Assessing land suitability for climate-smart pond aquaculture in Tanzania’s Mara Region using AHP–GIS
摘要
Climate-smart aquaculture (CSAq) is increasingly recognized as a pathway to enhance food security and climate resilience in sub-Saharan Africa. However, identifying environmentally suitable areas remains essential for guiding sustainable aquaculture expansion. This study assessed land suitability for pond-based CSAq in the Mara Region, Tanzania, using a multi-criteria evaluation framework integrating the Analytic Hierarchy Process (AHP) with Geographic Information Systems (GIS). Six biophysical criteria slope, elevation, soil clay content, rainfall, temperature, and land use/land cover were weighted through expert pairwise comparison and integrated using a weighted overlay approach to generate a composite suitability surface. The resulting map classified the region into Unsuitable, Suitable, and Most Suitable zones, with most of the landscape falling within the Suitable and Most Suitable classes. Most Suitable clusters were concentrated in western and central districts, particularly Bunda and Musoma District Councils, where low slopes, adequate rainfall, clay-rich soils, and compatible land cover co-occur.
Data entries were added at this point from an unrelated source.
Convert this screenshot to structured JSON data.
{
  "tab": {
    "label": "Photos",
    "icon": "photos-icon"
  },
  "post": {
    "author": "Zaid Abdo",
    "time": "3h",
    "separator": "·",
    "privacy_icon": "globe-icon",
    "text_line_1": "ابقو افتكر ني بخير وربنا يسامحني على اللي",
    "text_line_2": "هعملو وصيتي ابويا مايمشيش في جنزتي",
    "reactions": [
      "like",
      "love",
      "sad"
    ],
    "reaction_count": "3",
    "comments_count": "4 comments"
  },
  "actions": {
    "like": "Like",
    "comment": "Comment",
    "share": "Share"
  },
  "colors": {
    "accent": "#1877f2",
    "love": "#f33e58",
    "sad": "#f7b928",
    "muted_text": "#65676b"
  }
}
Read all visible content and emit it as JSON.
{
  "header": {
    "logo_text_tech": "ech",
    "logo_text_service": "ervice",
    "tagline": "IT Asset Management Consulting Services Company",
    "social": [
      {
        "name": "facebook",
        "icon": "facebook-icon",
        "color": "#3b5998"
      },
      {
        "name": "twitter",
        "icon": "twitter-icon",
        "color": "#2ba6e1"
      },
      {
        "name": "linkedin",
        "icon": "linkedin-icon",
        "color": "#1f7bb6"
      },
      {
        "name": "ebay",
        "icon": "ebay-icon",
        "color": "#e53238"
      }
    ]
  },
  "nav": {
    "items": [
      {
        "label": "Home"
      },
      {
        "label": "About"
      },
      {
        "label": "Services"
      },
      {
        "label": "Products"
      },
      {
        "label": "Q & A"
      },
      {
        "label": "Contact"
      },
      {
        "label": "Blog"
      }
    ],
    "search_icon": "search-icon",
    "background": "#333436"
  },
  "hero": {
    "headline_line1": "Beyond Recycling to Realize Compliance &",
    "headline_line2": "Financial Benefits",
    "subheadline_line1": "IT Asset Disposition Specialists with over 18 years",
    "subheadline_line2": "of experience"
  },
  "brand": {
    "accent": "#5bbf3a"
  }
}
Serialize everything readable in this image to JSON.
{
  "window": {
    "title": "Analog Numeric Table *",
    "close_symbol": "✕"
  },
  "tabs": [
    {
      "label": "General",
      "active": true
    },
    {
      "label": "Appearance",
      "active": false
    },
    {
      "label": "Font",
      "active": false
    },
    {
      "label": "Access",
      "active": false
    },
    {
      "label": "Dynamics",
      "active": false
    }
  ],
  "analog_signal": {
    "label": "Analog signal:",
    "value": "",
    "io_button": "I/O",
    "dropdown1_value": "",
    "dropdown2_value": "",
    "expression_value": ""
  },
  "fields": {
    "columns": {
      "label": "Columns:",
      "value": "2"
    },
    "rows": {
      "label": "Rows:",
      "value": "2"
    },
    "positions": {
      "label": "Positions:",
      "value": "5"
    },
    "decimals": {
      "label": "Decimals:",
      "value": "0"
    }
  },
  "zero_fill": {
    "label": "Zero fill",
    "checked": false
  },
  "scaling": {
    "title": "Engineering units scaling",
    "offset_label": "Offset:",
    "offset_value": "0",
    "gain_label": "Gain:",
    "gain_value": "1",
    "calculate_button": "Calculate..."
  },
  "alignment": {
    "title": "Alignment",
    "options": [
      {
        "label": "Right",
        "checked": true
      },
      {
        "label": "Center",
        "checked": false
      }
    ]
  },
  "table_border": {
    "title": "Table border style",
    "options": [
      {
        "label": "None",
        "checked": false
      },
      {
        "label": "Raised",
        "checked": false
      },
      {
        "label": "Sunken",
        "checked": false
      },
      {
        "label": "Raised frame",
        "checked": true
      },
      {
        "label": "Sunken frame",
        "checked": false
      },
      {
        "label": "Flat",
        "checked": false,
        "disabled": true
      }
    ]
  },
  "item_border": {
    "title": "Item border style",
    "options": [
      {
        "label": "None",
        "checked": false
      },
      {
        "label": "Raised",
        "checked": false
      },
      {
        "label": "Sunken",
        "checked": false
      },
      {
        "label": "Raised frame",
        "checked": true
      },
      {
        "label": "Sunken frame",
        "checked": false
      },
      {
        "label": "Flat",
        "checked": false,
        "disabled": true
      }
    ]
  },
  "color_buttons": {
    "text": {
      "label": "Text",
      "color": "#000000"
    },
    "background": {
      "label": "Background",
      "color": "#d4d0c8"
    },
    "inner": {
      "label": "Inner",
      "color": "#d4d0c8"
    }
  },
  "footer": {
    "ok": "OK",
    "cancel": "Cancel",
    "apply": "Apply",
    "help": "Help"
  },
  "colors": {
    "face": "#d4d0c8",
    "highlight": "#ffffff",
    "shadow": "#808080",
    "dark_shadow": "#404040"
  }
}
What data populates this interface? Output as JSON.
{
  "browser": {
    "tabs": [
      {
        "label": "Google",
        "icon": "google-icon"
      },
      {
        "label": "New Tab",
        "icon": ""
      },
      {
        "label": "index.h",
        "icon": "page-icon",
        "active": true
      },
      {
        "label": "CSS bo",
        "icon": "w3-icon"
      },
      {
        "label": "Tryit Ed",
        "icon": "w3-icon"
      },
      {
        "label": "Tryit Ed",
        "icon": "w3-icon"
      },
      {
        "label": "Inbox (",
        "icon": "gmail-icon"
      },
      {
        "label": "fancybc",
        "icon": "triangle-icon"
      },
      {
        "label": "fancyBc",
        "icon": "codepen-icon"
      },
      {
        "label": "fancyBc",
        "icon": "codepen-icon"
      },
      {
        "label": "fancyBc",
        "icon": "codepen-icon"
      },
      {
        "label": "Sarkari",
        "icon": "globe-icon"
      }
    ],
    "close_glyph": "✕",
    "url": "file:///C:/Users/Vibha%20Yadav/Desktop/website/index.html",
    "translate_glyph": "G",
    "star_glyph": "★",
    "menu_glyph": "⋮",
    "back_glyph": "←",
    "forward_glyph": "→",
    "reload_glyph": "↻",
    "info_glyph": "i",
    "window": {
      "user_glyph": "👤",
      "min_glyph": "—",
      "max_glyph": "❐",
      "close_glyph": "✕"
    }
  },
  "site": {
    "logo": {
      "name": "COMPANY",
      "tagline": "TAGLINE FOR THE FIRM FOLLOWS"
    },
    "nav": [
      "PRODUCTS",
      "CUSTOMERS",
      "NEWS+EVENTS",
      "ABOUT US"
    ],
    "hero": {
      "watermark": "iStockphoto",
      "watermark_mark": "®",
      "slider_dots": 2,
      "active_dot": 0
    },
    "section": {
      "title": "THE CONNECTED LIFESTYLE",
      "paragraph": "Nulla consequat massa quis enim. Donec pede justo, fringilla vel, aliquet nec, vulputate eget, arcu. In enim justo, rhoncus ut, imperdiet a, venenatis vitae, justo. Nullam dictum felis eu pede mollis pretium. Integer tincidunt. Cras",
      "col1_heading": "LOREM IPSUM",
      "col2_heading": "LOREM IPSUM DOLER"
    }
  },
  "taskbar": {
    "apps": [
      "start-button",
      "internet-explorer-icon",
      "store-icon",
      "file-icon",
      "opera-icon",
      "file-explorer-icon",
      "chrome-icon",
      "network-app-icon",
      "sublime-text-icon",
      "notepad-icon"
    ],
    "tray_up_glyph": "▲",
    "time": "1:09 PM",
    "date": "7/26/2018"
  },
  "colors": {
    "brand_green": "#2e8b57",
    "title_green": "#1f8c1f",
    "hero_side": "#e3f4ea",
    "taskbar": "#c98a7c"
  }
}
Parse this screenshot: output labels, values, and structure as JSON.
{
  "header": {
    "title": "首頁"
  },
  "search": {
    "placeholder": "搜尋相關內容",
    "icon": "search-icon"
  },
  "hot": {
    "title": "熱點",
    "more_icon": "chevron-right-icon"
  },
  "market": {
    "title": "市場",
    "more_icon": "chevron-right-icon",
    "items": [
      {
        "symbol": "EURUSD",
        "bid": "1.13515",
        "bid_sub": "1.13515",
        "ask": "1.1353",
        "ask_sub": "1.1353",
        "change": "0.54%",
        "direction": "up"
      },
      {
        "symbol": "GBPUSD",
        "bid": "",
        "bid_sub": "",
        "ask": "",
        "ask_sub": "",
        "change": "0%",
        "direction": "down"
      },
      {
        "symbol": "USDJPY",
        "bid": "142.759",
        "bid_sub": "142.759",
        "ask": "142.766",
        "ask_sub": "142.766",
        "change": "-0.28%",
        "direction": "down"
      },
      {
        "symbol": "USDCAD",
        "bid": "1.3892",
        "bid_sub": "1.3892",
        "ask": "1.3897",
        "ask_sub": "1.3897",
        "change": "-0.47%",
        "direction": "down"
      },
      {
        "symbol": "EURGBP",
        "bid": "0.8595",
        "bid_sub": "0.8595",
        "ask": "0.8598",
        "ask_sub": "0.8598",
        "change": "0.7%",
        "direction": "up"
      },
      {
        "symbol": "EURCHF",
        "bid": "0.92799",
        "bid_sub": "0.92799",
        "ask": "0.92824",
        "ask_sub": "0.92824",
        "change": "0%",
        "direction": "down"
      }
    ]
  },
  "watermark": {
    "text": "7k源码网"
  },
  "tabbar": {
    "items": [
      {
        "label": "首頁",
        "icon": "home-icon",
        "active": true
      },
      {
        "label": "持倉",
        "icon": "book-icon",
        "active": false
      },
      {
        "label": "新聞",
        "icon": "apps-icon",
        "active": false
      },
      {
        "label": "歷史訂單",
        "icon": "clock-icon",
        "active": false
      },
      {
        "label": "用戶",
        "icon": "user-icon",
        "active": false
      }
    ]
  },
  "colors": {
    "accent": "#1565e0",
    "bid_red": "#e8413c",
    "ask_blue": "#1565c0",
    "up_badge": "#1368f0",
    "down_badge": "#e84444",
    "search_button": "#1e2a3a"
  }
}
Unsuitable areas were spatially limited and primarily associated with steeper eastern and southern highlands and localized sandy–gravelly soils. Among the evaluated criteria, slope emerged as the dominant determinant of suitability (weight = 0.25), while rainfall and soil characteristics reinforced hydrological reliability and water-retention capacity. After excluding Serengeti National Park to ensure regulatory compliance, Most Suitable zones remained spatially coherent across administratively relevant districts. Model robustness was confirmed through sensitivity analysis (CR = 0.06), and validation using 50 existing pond locations showed that all ponds were located within the two highest suitability classes, indicating strong concordance between modeled suitability and observed site selection patterns. By integrating environmental screening, conservation constraints, sensitivity testing, and empirical validation, the study provides a transparent and replicable decision-support framework for district-level planning of sustainable pond aquaculture under climate variability.